Michael McLaren is a graduate student in Marc Feldman’s lab in the Department of Biology. He received his BA from the University of Pennsylvania, where he studied mathematics and physics and worked on the ACT and BLAST telescopes. His research uses mathematical modeling to study evolutionary dynamics.
This content has been transcribed from an interview that took place on Stanford campus Tuesday, October 20, 2015 with CEHG’s Director of Programs, Cody Montana Sam and Communications Manager, Katie M. Kanagawa.
Can you start by telling us a bit about your research?
My thesis projects consider how spatial structure affects the ability for populations to evolve complex adaptations—adaptations that involve several functionally interacting mutations. For such adaptations to evolve purely by natural selection, there must be a sequence of mutations where each step increases the fitness of the organism. But, if the mutations have a synergistic effect on one another, such a path might not exist. For example, if two mutations are needed for a particular adaptation, having one mutation may have a neutral or even a deleterious effect on fitness.
Adaptation in such situations has been described as crossing a fitness valley or plateau, depending on whether the intermediate genotype is deleterious or neutral. Besides having implications for how complex biological functions can evolve, valley crossing is increasingly being recognized as important for the evolution of human pathogens, and it also has close parallels with how human somatic tissues acquire multiple mutational “hits” needed to develop into cancer.
Natural populations of organisms (unlike most of the theoretical populations we modelers study) exist in a spatial context: each individual competes for resources and mates and disperses its offspring within a limited geographic area. My research uses mathematical modeling to determine how this spatial context affects the crossing of fitness valleys and plateaus, as well as evolution more generally.
It sounds like you are leveraging math to solve biological problems. Would you call yourself a mathematician first and a biologist second? Or how would you characterize yourself?
I would call myself a mathematical biologist, emphasis on the biology. I studied pure math—math for math’s sake—in college, but now find that I appreciate math the most when I can connect it to the questions in biology that interest me.
What do you think drew you to evolution and the field of biology, in particular?

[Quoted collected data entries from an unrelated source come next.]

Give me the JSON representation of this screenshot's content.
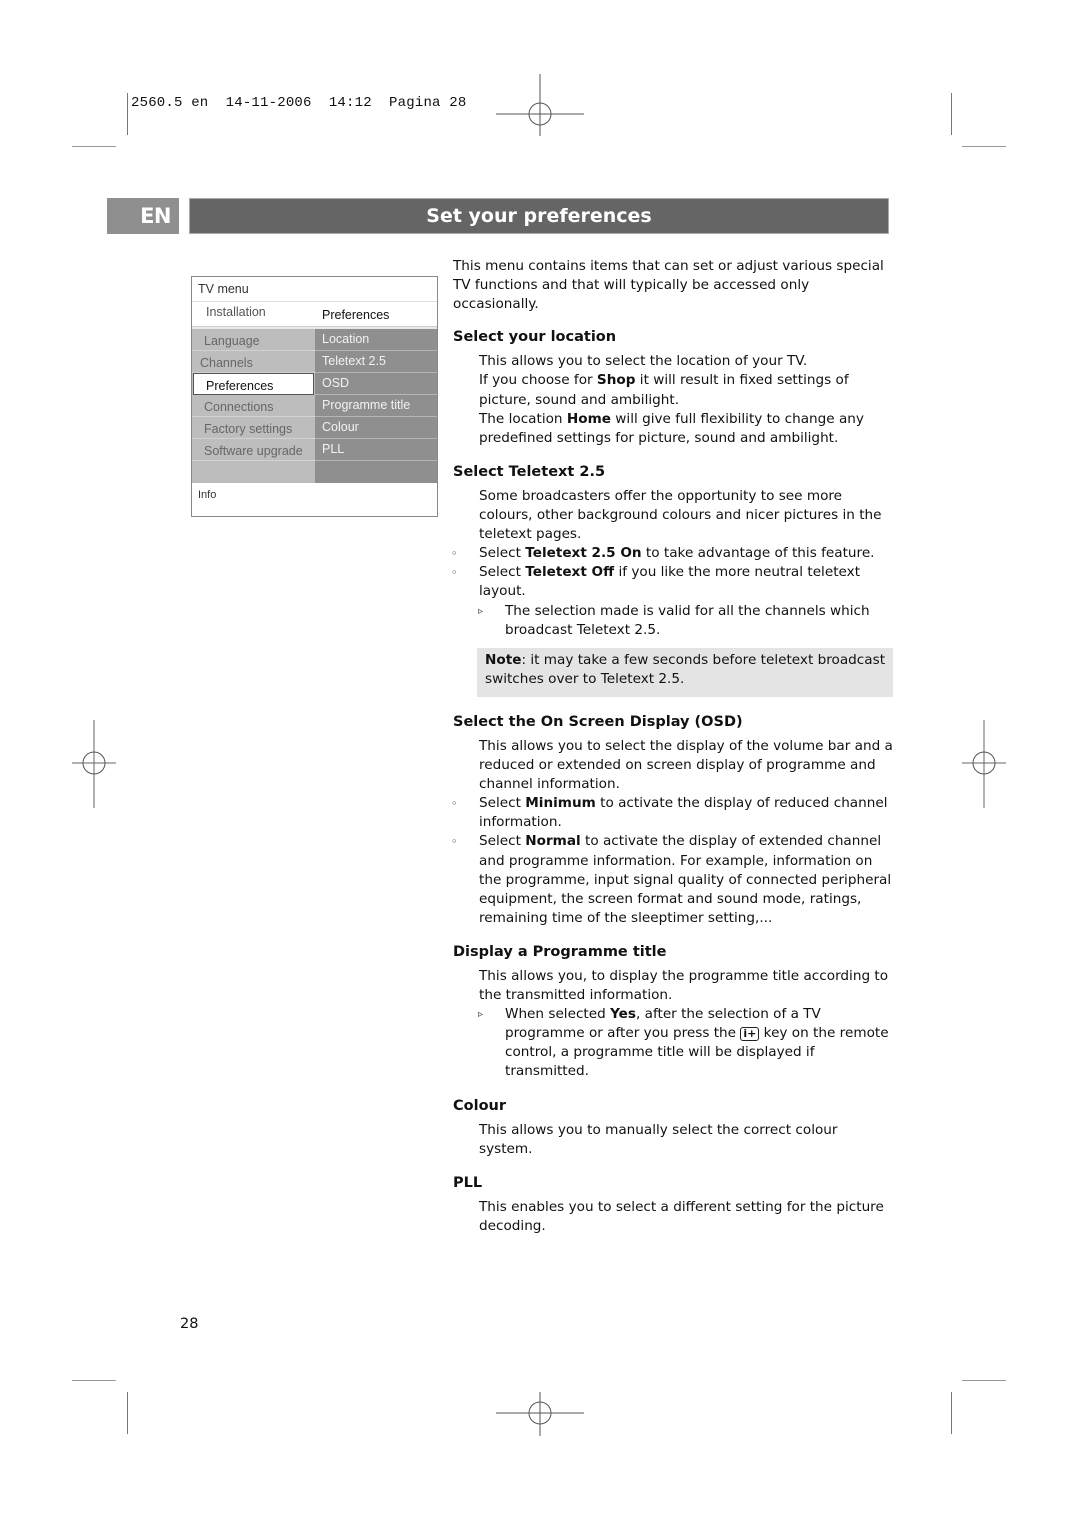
{
  "slug": {
    "text": "2560.5 en  14-11-2006  14:12  Pagina 28"
  },
  "header": {
    "language_badge": "EN",
    "title": "Set your preferences"
  },
  "tv_menu": {
    "title": "TV menu",
    "left_header": "Installation",
    "right_header": "Preferences",
    "left_items": [
      {
        "label": "Language",
        "selected": false
      },
      {
        "label": "Channels",
        "selected": false
      },
      {
        "label": "Preferences",
        "selected": true
      },
      {
        "label": "Connections",
        "selected": false
      },
      {
        "label": "Factory settings",
        "selected": false
      },
      {
        "label": "Software upgrade",
        "selected": false
      }
    ],
    "right_items": [
      "Location",
      "Teletext 2.5",
      "OSD",
      "Programme title",
      "Colour",
      "PLL"
    ],
    "info_label": "Info",
    "colors": {
      "left_panel": "#bdbdbd",
      "right_panel": "#8f8f8f"
    }
  },
  "intro": "This menu contains items that can set or adjust various special TV functions and that will typically be accessed only occasionally.",
  "sections": {
    "location": {
      "heading": "Select your location",
      "p1": "This allows you to select the location of your TV.",
      "p2_pre": "If you choose for ",
      "p2_bold": "Shop",
      "p2_post": " it will result in fixed settings of picture, sound and ambilight.",
      "p3_pre": "The location ",
      "p3_bold": "Home",
      "p3_post": " will give full flexibility to change any predefined settings for picture, sound and ambilight."
    },
    "teletext": {
      "heading": "Select Teletext 2.5",
      "p1": "Some broadcasters offer the opportunity to see more colours, other background colours and nicer pictures in the teletext pages.",
      "b1_pre": "Select ",
      "b1_bold": "Teletext 2.5 On",
      "b1_post": " to take advantage of this feature.",
      "b2_pre": "Select ",
      "b2_bold": "Teletext Off",
      "b2_post": " if you like the more neutral teletext layout.",
      "sub1": "The selection made is valid for all the channels which broadcast Teletext 2.5.",
      "note_bold": "Note",
      "note_text": ": it may take a few seconds before teletext broadcast switches over to Teletext 2.5."
    },
    "osd": {
      "heading": "Select the On Screen Display (OSD)",
      "p1": "This allows you to select the display of the volume bar and a reduced or extended on screen display of programme and channel information.",
      "b1_pre": "Select ",
      "b1_bold": "Minimum",
      "b1_post": " to activate the display of reduced channel information.",
      "b2_pre": "Select ",
      "b2_bold": "Normal",
      "b2_post": " to activate the display of extended channel and programme information. For example, information on the programme, input signal quality of connected peripheral equipment, the screen format and sound mode, ratings, remaining time of the sleeptimer setting,..."
    },
    "programme_title": {
      "heading": "Display a Programme title",
      "p1": "This allows you, to display the programme title according to the transmitted information.",
      "sub1_pre": "When selected ",
      "sub1_bold": "Yes",
      "sub1_mid": ", after the selection of a TV programme or after you press the ",
      "sub1_key": "i+",
      "sub1_post": " key on the remote control, a  programme title will be displayed if transmitted."
    },
    "colour": {
      "heading": "Colour",
      "p1": "This allows you to manually select the correct colour system."
    },
    "pll": {
      "heading": "PLL",
      "p1": "This enables you to select a different setting for the picture decoding."
    }
  },
  "markers": {
    "bullet": "◦",
    "sub_bullet": "▹"
  },
  "page_number": "28",
  "colors": {
    "title_bar": "#656565",
    "language_badge": "#8f8f8f",
    "note_background": "#e4e4e4"
  }
}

I guess I have always been interested in origins. Curiosity about the origin of the universe first drew me to physics. But after studying physics for a while, I became more interested in life than the stars, and, specifically, in the origins of the complexity and diversity of life.
Has there been anyone in particular you have looked up to on your path to evolution and mathematical biology?

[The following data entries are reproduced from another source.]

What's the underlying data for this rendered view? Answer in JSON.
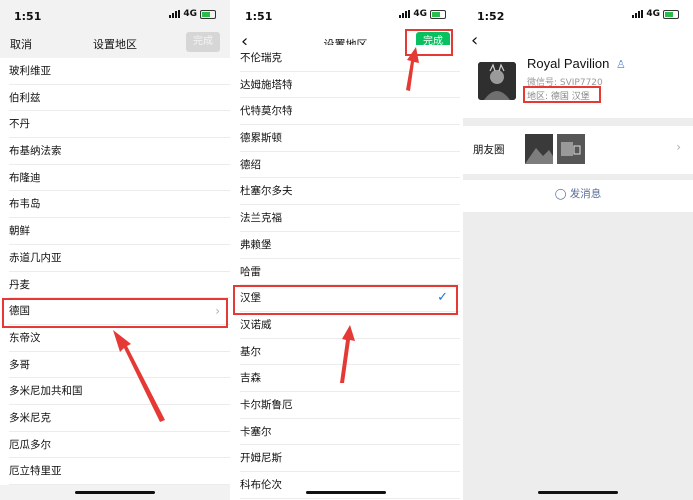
{
  "panel1": {
    "status": {
      "time": "1:51",
      "network": "4G"
    },
    "nav": {
      "cancel": "取消",
      "title": "设置地区",
      "done": "完成"
    },
    "items": [
      "玻利维亚",
      "伯利兹",
      "不丹",
      "布基纳法索",
      "布隆迪",
      "布韦岛",
      "朝鲜",
      "赤道几内亚",
      "丹麦",
      "德国",
      "东帝汶",
      "多哥",
      "多米尼加共和国",
      "多米尼克",
      "厄瓜多尔",
      "厄立特里亚"
    ],
    "selected": "德国"
  },
  "panel2": {
    "status": {
      "time": "1:51",
      "network": "4G"
    },
    "nav": {
      "back": "‹",
      "title": "设置地区",
      "done": "完成"
    },
    "cut_item": "不伦瑞克",
    "items": [
      "达姆施塔特",
      "代特莫尔特",
      "德累斯顿",
      "德绍",
      "杜塞尔多夫",
      "法兰克福",
      "弗赖堡",
      "哈雷",
      "汉堡",
      "汉诺威",
      "基尔",
      "吉森",
      "卡尔斯鲁厄",
      "卡塞尔",
      "开姆尼斯",
      "科布伦次"
    ],
    "selected": "汉堡"
  },
  "panel3": {
    "status": {
      "time": "1:52",
      "network": "4G"
    },
    "nav": {
      "back": "‹"
    },
    "profile": {
      "name": "Royal Pavilion",
      "wechat_id": "微信号: SVIP7720",
      "region": "地区: 德国 汉堡"
    },
    "moments_label": "朋友圈",
    "send_message": "发消息"
  },
  "colors": {
    "accent_green": "#07c160",
    "highlight_red": "#e53935",
    "check_blue": "#1a73e8",
    "link_blue": "#576b95"
  },
  "icons": [
    "back-icon",
    "chevron-right-icon",
    "check-icon",
    "person-icon",
    "chat-bubble-icon",
    "signal-icon",
    "battery-icon",
    "arrow-annotation"
  ]
}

My approach to evolutionary theory is heavily influenced by many physicists now working on evolution. For instance, Daniel Fisher (Stanford CEHG) and former Stanford graduate student Daniel Weissman. Their approach to developing and analyzing theoretical models emphasizes developing intuition over building the most realistic model and making the most accurate predictions. The intuition is often broadly applicable and transferable to nature and experiments.
Is there advice that you would like to offer to other trainees, drawn from your own experience?
I think mathematical biologists who want to have a broad impact need to take special care in learning how to effectively communicate their work to biology audiences. Many math talks at biology-related seminars and conferences fail to connect with the audience.
It’s important for a speaker to keep in mind what an audience of biologists (even one of mathematical biologists) cares about most—it’s almost never theorems or equations.
The experience I’ve had of being in a Biology department, interacting with many types of biologists, has made me better able to communicate my work to them and learn from their work. Giving talks to a variety of audiences has also given me invaluable practice.
Where do you see yourself in the next 5 or 10 years?
I would love to be able to teach and run a research lab at a university. I will continue to study the dynamics of adaptation and the effects of spatial structure using mathematical modeling, but I hope to develop skills and collaborations that will allow me to combine modeling with genomics or laboratory experiments, specifically in bacteria, where much of the complexity and diversity of life originated.